Clarke's Psalms 109:10 Bible Commentary

Set his children - beg - The father having lost his office, the children must necessarily be destitute; and this is the hardest lot to which any can become subject, after having been born to the expectation of an ample fortune.

Barnes's Psalms 109:10 Bible Commentary

Let his children be continually vagabonds, and beg - Let them continually wander about with no home - no fixed habitation. Let them be compelled to ask their daily food at the hand of charity. Here we enter on a part of the psalm which is more difficult to be reconciled with a proper feeling than the portions which have been considered. It is, indeed, a frequent consequence of crime that the children of those who are punished "are" vagabonds and beggars, but this is not a necessary consequence; and there "seems" here, therefore, to be a mixture of personal feeling, or a feeling of revenge. This runs through the remaining portion of the imprecatory part of the psalm. I confess that it is difficult to explain this without admitting that the expressions are a record only of what actually occurred in the mind of a man, truly pious, but not perfect - a man who thus, to illustrate the workings of the mind even when the general character was holy, was allowed to record his own feelings, though wrong, just as he would record the conduct of another, or his own conduct, though wrong, as a simple matter of fact - a record of what actually was felt. The "record" may be exactly correct; the sentiment recorded may have been wholly incapable of vindication. See the General Introduction, Section 6 (6).
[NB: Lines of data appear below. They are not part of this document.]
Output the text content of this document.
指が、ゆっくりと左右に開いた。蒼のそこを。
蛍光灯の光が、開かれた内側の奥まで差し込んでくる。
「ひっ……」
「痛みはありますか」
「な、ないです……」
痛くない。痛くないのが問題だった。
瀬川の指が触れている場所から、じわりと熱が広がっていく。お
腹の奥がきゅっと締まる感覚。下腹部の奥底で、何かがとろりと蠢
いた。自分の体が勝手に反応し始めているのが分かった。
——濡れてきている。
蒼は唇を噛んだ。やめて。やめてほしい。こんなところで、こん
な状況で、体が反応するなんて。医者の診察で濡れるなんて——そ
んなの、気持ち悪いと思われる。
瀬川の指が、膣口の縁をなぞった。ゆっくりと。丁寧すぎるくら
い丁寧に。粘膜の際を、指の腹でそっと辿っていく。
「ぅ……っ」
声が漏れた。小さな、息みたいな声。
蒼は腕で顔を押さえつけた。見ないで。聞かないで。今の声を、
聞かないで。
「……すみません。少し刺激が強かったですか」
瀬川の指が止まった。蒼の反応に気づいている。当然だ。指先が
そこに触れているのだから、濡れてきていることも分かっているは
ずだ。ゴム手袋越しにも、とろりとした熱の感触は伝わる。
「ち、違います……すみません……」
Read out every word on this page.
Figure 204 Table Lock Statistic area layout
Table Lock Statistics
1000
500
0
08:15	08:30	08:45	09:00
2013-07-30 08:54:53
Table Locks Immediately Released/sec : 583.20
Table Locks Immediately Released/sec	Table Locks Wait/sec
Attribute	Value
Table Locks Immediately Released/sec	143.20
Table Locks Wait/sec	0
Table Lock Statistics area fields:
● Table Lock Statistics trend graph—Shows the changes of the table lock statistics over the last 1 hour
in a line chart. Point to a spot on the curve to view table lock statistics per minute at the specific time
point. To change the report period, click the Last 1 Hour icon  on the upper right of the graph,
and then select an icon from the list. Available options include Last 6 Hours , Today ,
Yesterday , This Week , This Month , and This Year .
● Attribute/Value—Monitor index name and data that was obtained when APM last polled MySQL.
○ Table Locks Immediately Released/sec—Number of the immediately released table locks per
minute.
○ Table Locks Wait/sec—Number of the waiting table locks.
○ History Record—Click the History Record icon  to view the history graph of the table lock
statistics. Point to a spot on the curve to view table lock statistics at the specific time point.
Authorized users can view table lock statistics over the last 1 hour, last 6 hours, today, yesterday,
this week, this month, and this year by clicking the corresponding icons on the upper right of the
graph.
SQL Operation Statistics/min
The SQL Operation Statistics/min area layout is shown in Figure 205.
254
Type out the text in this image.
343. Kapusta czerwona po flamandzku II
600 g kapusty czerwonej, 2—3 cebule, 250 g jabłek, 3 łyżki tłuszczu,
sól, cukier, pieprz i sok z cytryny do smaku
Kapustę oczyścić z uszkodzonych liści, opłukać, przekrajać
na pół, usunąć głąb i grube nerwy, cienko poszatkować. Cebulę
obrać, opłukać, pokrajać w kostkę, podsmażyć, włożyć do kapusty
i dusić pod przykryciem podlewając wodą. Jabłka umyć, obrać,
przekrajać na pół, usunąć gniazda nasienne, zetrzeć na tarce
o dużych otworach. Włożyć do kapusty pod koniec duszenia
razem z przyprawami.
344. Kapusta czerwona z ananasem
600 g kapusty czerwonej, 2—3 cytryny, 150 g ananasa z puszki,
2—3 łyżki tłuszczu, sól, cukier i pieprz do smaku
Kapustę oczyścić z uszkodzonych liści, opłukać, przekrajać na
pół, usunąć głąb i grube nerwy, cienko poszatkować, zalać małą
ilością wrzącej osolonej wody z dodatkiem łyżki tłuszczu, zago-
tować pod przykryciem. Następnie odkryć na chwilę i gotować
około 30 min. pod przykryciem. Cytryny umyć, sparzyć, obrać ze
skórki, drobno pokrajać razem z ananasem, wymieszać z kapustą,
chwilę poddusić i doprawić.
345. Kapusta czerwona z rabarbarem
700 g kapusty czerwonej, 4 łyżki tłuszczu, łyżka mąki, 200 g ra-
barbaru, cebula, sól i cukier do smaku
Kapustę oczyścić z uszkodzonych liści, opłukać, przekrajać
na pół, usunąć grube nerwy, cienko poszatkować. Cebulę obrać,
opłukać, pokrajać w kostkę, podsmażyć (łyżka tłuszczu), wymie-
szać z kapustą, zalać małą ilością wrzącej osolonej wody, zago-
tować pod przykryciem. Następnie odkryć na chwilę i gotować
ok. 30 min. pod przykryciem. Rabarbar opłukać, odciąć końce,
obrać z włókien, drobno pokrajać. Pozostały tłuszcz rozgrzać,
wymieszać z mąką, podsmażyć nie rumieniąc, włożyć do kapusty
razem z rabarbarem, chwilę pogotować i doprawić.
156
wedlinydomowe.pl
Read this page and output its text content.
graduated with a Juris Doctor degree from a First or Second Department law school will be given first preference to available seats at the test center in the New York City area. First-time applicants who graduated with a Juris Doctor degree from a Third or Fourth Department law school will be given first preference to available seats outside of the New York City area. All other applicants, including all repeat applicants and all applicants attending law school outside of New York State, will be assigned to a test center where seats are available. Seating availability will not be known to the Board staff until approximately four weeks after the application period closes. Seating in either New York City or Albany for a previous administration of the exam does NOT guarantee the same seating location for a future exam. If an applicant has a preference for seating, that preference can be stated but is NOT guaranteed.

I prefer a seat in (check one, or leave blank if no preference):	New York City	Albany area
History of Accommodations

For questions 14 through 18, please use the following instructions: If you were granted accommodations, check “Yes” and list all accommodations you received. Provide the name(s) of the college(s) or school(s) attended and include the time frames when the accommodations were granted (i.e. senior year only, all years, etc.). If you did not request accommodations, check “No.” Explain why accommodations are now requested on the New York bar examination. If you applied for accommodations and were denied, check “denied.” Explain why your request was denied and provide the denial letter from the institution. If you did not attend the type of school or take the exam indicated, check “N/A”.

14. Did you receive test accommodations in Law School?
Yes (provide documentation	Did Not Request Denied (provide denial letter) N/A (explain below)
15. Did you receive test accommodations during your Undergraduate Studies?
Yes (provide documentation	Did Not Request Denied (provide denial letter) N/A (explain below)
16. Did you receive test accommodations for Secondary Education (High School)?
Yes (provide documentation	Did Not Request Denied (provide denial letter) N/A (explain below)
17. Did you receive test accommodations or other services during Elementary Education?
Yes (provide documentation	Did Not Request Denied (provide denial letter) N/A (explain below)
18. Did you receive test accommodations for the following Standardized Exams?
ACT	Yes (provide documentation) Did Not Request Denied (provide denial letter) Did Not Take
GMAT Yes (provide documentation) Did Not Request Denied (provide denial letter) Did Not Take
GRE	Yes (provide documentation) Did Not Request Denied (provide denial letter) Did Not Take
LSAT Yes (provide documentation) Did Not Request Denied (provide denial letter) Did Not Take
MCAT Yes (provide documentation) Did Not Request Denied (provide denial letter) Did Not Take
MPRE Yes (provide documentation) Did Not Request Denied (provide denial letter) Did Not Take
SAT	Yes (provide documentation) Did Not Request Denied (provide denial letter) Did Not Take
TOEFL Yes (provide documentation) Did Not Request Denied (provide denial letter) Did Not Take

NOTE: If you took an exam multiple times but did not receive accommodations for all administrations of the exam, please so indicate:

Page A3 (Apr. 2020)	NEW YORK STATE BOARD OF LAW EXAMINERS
Let them seek their bread also out of their desolate places - In places uninhabited by man; in barren regions; in deserts: let them be compelled to live on the scanty food which they may pick up there - the roots, or the wild fruits, which will simply keep them alive. See the notes at Job 30:4.

Wesley's Psalms 109:10 Bible Commentary

109:10 Desolate places - Into which they are fled for fear and shame.